Shanghai: Chinese shares tumbled more than seven per cent in afternoon trade, extending losses from the past two weeks despite a surprise interest rate cut at the weekend. The benchmark Shanghai Composite Index tumbled 7.35 per cent, or 308.38 points, to 3,884.49. The Shenzhen Composite Index, which tracks stocks on China's second exchange, plunged 7.63 per cent, or 191.04 points, to 2,311.92.
The slump put Shanghai firmly into bear territory alongside Shenzhen, with the main market down almost 25 per cent from its peak on June 12, little more than two weeks ago. It was also below the symbolic 4,000-point level for the first time since April 9. "The market's correction may not be over yet as downward pressure coming from profit-taking and stricter margin trading rules may not have been completely digested yet," Haitong Securities analyst Zhang Qi told AFP.
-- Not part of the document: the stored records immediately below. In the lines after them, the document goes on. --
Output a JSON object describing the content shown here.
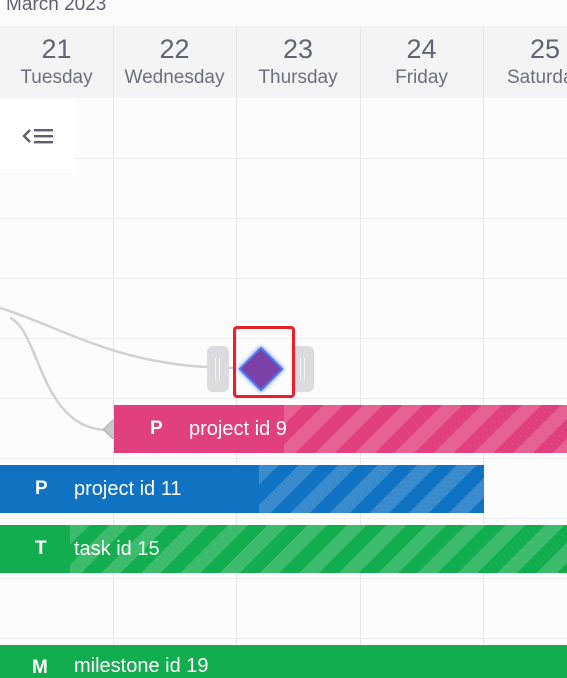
{
  "header": {
    "month_label": "March 2023",
    "days": [
      {
        "num": "21",
        "name": "Tuesday"
      },
      {
        "num": "22",
        "name": "Wednesday"
      },
      {
        "num": "23",
        "name": "Thursday"
      },
      {
        "num": "24",
        "name": "Friday"
      },
      {
        "num": "25",
        "name": "Saturday"
      }
    ]
  },
  "toolbar": {
    "collapse_icon": "collapse-list-icon"
  },
  "bars": [
    {
      "letter": "P",
      "label": "project id 9",
      "color": "#e0407e"
    },
    {
      "letter": "P",
      "label": "project id 11",
      "color": "#0f72c2"
    },
    {
      "letter": "T",
      "label": "task id 15",
      "color": "#12ad4e"
    },
    {
      "letter": "M",
      "label": "milestone id 19",
      "color": "#12ad4e"
    }
  ],
  "milestone": {
    "color": "#7b3fa8",
    "selected": true
  },
  "colors": {
    "header_bg": "#f2f4f6",
    "selection": "#e8202a",
    "link": "#cfd1d4"
  }
}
On Saturday China's central bank announced interest rate cuts of 0.25 percentage points and reduced some reserve requirement ratios -- limits on the amounts banks can lend -- by 0.50 percentage points.
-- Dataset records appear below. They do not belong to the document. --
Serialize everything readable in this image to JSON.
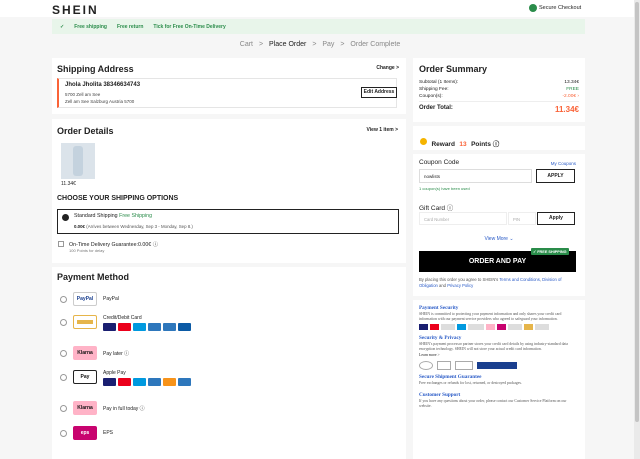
{
  "header": {
    "logo": "SHEIN",
    "secure": "Secure Checkout"
  },
  "promo": {
    "items": [
      "✓",
      "Free shipping",
      "Free return",
      "Tick for Free On-Time Delivery"
    ]
  },
  "steps": [
    {
      "label": "Cart"
    },
    {
      "label": ">"
    },
    {
      "label": "Place Order"
    },
    {
      "label": ">"
    },
    {
      "label": "Pay"
    },
    {
      "label": ">"
    },
    {
      "label": "Order Complete"
    }
  ],
  "shipping": {
    "title": "Shipping Address",
    "change": "Change >",
    "name": "Jhola Jholita 38346634743",
    "line1": "5700 Zell am See",
    "line2": "Zell am See Salzburg Austria 5700",
    "edit": "Edit Address"
  },
  "order": {
    "title": "Order Details",
    "view": "View 1 item >",
    "price": "11.34€",
    "ship_title": "CHOOSE YOUR SHIPPING OPTIONS",
    "std_label": "Standard Shipping",
    "std_free": "Free Shipping",
    "std_price": "0.00€",
    "std_eta": "(Arrives between Wednesday, Sep 3 - Monday, Sep 8.)",
    "ontime_label": "On-Time Delivery Guarantee:0.00€ ⓘ",
    "ontime_sub": "100 Points for delay"
  },
  "payment": {
    "title": "Payment Method",
    "methods": [
      {
        "name": "PayPal",
        "logo": "PayPal"
      },
      {
        "name": "Credit/Debit Card",
        "logo": ""
      },
      {
        "name": "Pay later ⓘ",
        "logo": "Klarna"
      },
      {
        "name": "Apple Pay",
        "logo": "Pay"
      },
      {
        "name": "Pay in full today ⓘ",
        "logo": "Klarna"
      },
      {
        "name": "EPS",
        "logo": "eps"
      }
    ]
  },
  "summary": {
    "title": "Order Summary",
    "rows": [
      {
        "label": "Subtotal (1 Items):",
        "value": "13.34€"
      },
      {
        "label": "Shipping Fee:",
        "value": "FREE"
      },
      {
        "label": "Coupon(s):",
        "value": "-2.00€ ›"
      }
    ],
    "total_label": "Order Total:",
    "total_value": "11.34€"
  },
  "reward": {
    "label": "Reward",
    "points": "13",
    "suffix": "Points ⓘ"
  },
  "coupon": {
    "title": "Coupon Code",
    "my": "My Coupons",
    "value": "nowlists",
    "apply": "APPLY",
    "note": "1 coupon(s) have been used"
  },
  "gift": {
    "title": "Gift Card ⓘ",
    "card": "Card Number",
    "pin": "PIN",
    "apply": "Apply"
  },
  "more": "View More ⌄",
  "pay_button": "ORDER AND PAY",
  "free_ship_tag": "✓ FREE SHIPPING",
  "terms": {
    "pre": "By placing this order you agree to SHEIN's",
    "terms": "Terms and Conditions",
    "mid": ", ",
    "div": "Division of Obligation",
    "and": " and ",
    "privacy": "Privacy Policy"
  },
  "info": {
    "payment_title": "Payment Security",
    "payment_text": "SHEIN is committed to protecting your payment information and only shares your credit card information with our payment service providers who agreed to safeguard your information.",
    "privacy_title": "Security & Privacy",
    "privacy_text": "SHEIN's payment processor partner stores your credit card details by using industry-standard data encryption technology. SHEIN will not store your actual credit card information.",
    "learn": "Learn more >",
    "shipment_title": "Secure Shipment Guarantee",
    "shipment_text": "Free exchanges or refunds for lost, returned, or destroyed packages.",
    "support_title": "Customer Support",
    "support_text": "If you have any questions about your order, please contact our Customer Service Platform on our website."
  },
  "colors": {
    "accent": "#fa6338",
    "green": "#2a8c4a",
    "black": "#000000"
  }
}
But the move did not arrest the declines of the previous two weeks. "We have to bear in mind that the interest-rate cut is the fourth in eight months, so the perceived implication of a rate cut on equity markets may have waned," Bernard Aw, a Singapore-based strategist at IG Asia Pte told Bloomberg News. "The market may be receiving mixed signals on what exactly the PBOC hopes to achieve with its rate cut."
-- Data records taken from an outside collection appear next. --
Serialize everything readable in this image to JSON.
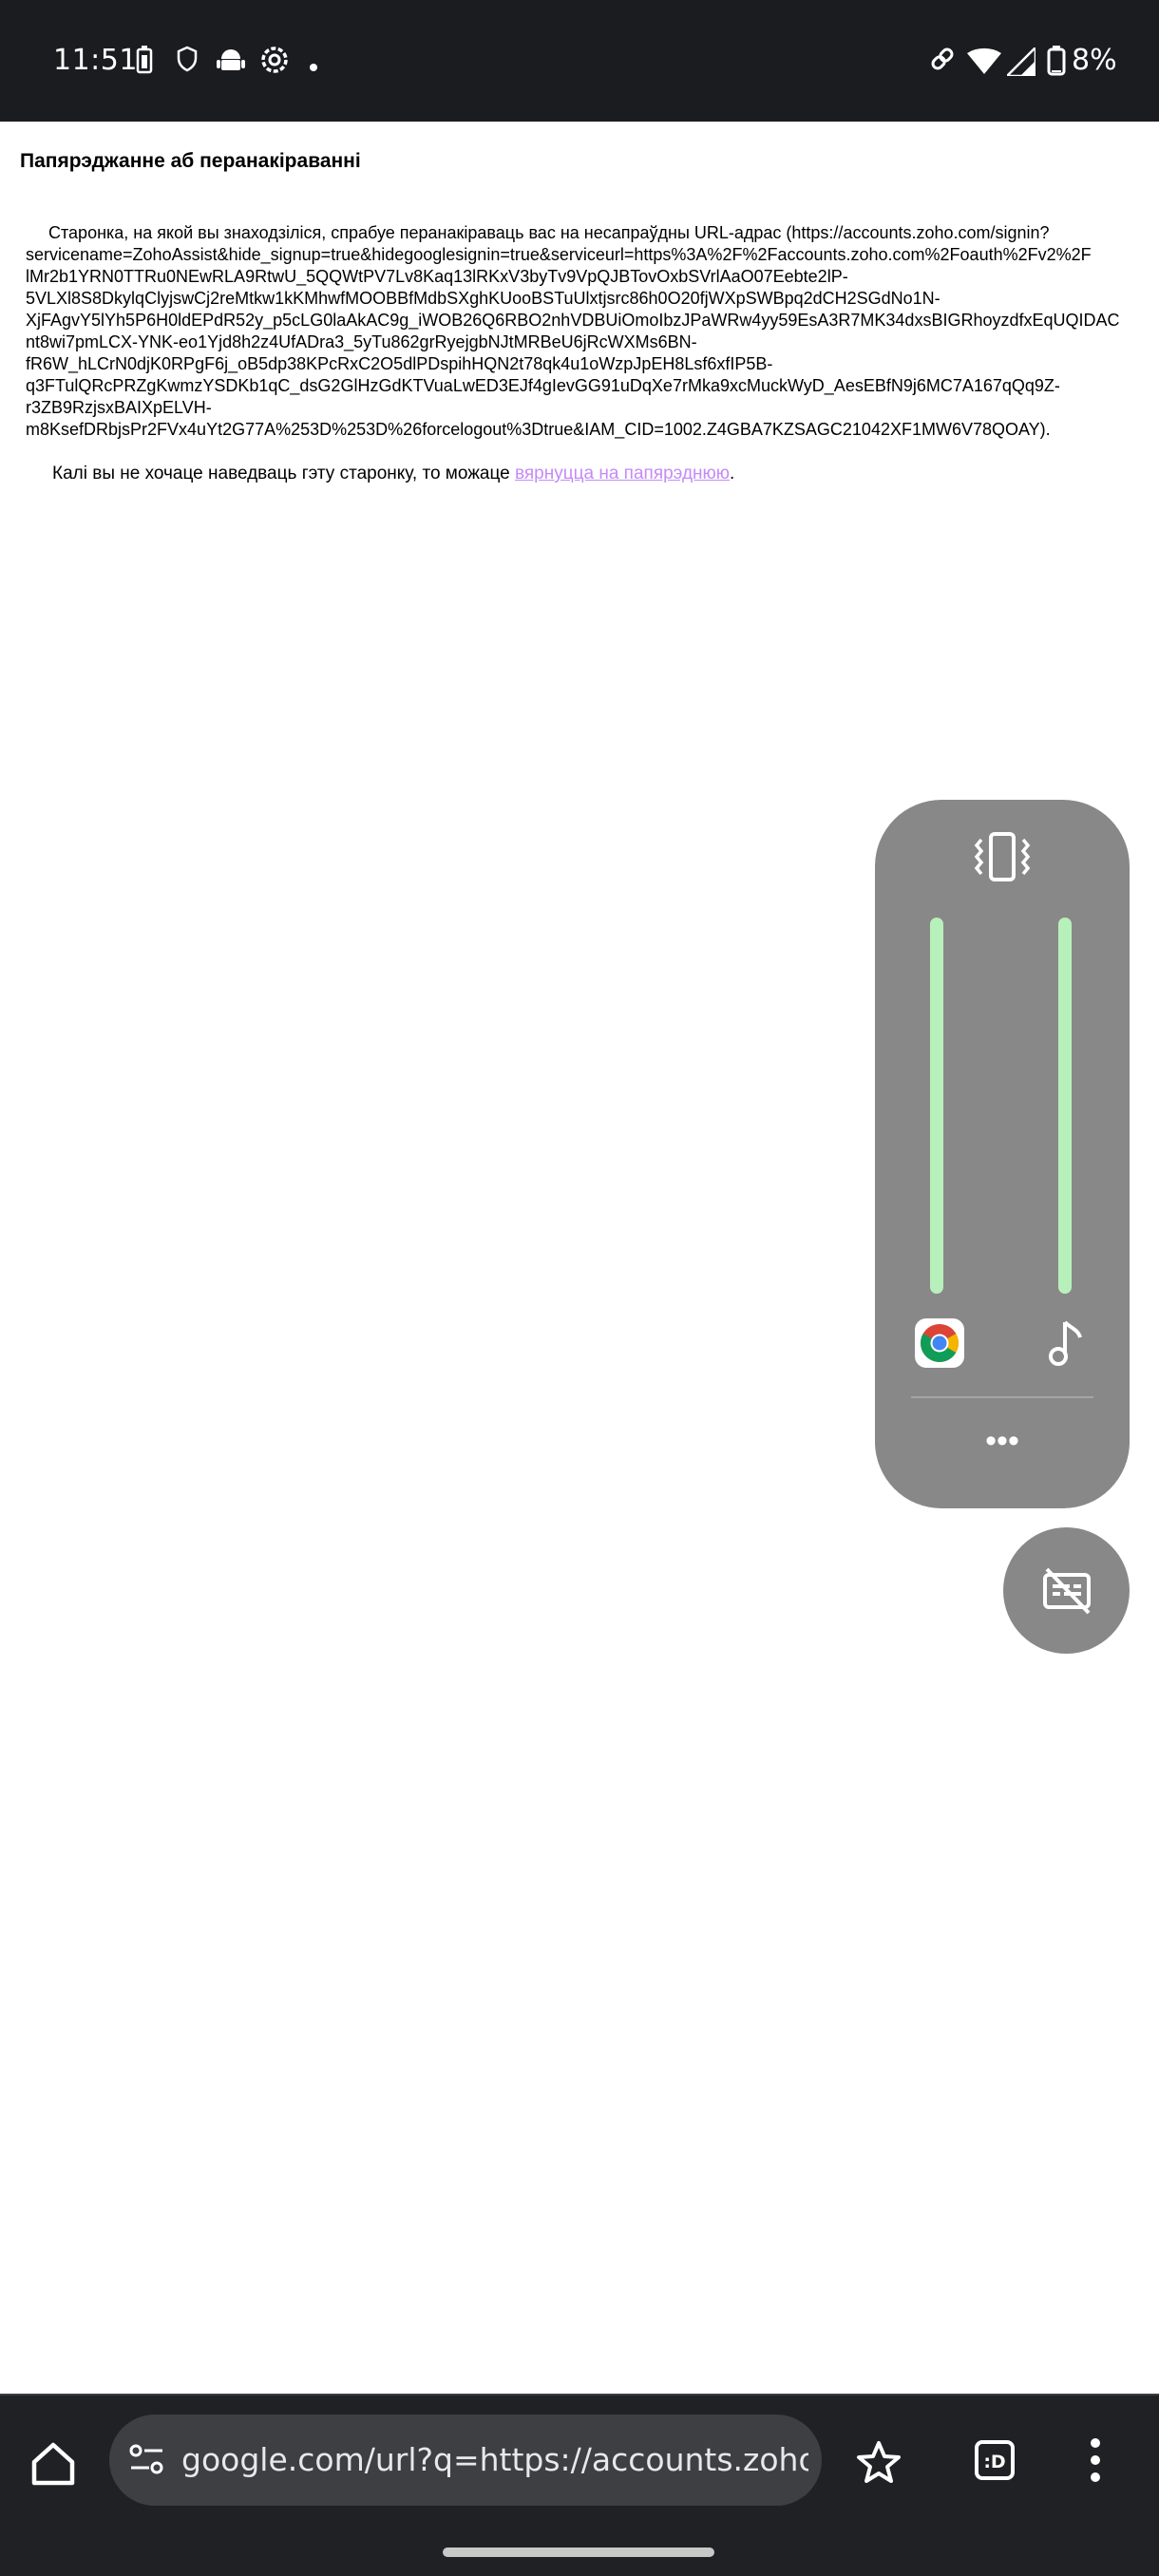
{
  "status_bar": {
    "time": "11:51",
    "battery_percent": "8%",
    "left_icons": [
      "battery-saver-icon",
      "shield-icon",
      "android-icon",
      "settings-icon",
      "notification-dot-icon"
    ],
    "right_icons": [
      "link-icon",
      "wifi-icon",
      "signal-icon",
      "battery-icon"
    ]
  },
  "page": {
    "heading": "Папярэджанне аб перанакіраванні",
    "redirect_lines": [
      " Старонка, на якой вы знаходзіліся, спрабуе перанакіраваць вас на несапраўдны URL-адрас (https://accounts.zoho.com/signin?",
      "servicename=ZohoAssist&hide_signup=true&hidegooglesignin=true&serviceurl=https%3A%2F%2Faccounts.zoho.com%2Foauth%2Fv2%2F",
      "lMr2b1YRN0TTRu0NEwRLA9RtwU_5QQWtPV7Lv8Kaq13lRKxV3byTv9VpQJBTovOxbSVrlAaO07Eebte2lP-",
      "5VLXl8S8DkylqClyjswCj2reMtkw1kKMhwfMOOBBfMdbSXghKUooBSTuUlxtjsrc86h0O20fjWXpSWBpq2dCH2SGdNo1N-",
      "XjFAgvY5lYh5P6H0ldEPdR52y_p5cLG0laAkAC9g_iWOB26Q6RBO2nhVDBUiOmoIbzJPaWRw4yy59EsA3R7MK34dxsBIGRhoyzdfxEqUQIDAC",
      "nt8wi7pmLCX-YNK-eo1Yjd8h2z4UfADra3_5yTu862grRyejgbNJtMRBeU6jRcWXMs6BN-",
      "fR6W_hLCrN0djK0RPgF6j_oB5dp38KPcRxC2O5dlPDspihHQN2t78qk4u1oWzpJpEH8Lsf6xfIP5B-",
      "q3FTulQRcPRZgKwmzYSDKb1qC_dsG2GlHzGdKTVuaLwED3EJf4gIevGG91uDqXe7rMka9xcMuckWyD_AesEBfN9j6MC7A167qQq9Z-",
      "r3ZB9RzjsxBAIXpELVH-",
      "m8KsefDRbjsPr2FVx4uYt2G77A%253D%253D%26forcelogout%3Dtrue&IAM_CID=1002.Z4GBA7KZSAGC21042XF1MW6V78QOAY)."
    ],
    "back_prefix": " Калі вы не хочаце наведваць гэту старонку, то можаце ",
    "back_link": "вярнуцца на папярэднюю",
    "back_suffix": "."
  },
  "volume_panel": {
    "ring_mode_icon": "vibrate-icon",
    "sliders": [
      {
        "name": "app",
        "icon": "chrome-icon",
        "level": 1.0
      },
      {
        "name": "media",
        "icon": "music-note-icon",
        "level": 1.0
      }
    ],
    "more_label": "•••"
  },
  "live_caption": {
    "icon": "live-caption-off-icon"
  },
  "browser_toolbar": {
    "url": "google.com/url?q=https://accounts.zoho.com",
    "icons": [
      "home-icon",
      "site-settings-icon",
      "bookmark-star-icon",
      "tab-switcher-icon",
      "more-vert-icon"
    ],
    "colors": {
      "toolbar": "#202125",
      "url_pill": "#3d3f43",
      "link": "#c58af9",
      "slider": "#b8f0bb"
    }
  }
}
Initially both Chinese exchanges opened higher on Monday, even as Greece imposed capital controls with its debt crisis threatening a possible eurozone exit. But then the downward momentum resumed. "It's all about sentiment," Wenjie Lu, Shanghai-based strategist at UBS Group AG told Bloomberg News. "The government needs to continue sending stronger signals and without them, the market seems to have further to go down."
When Shanghai peaked on June 12 it had risen more than 150 per cent over the previous 12 months. Analysts say the past fortnight's falls were mainly triggered by new restrictions on margin trading and accelerated by growing concern about overvaluations. But they said the government still wanted the positive trend to continue. "The rate cut is much earlier than our expectation," Nomura economists wrote in a note. "In this case, we think the easing is to contain the risk of systemic crisis rather than one to achieve faster growth."
Monday's official China Securities Journal carried a speech given by the paper's party secretary and editor-in-chief Wu Jincai that claimed Chinese stock markets are set to enjoy a "golden time" that will last for more than three decades. "As the luckiest generation in the history of the Chinese nation, we are honoured to witness the great Chinese national rejuvenation -- the realisation of the Chinese dream," Wu said. "During the process, a golden time that will last for more than 30 years will be generated in China's capital market."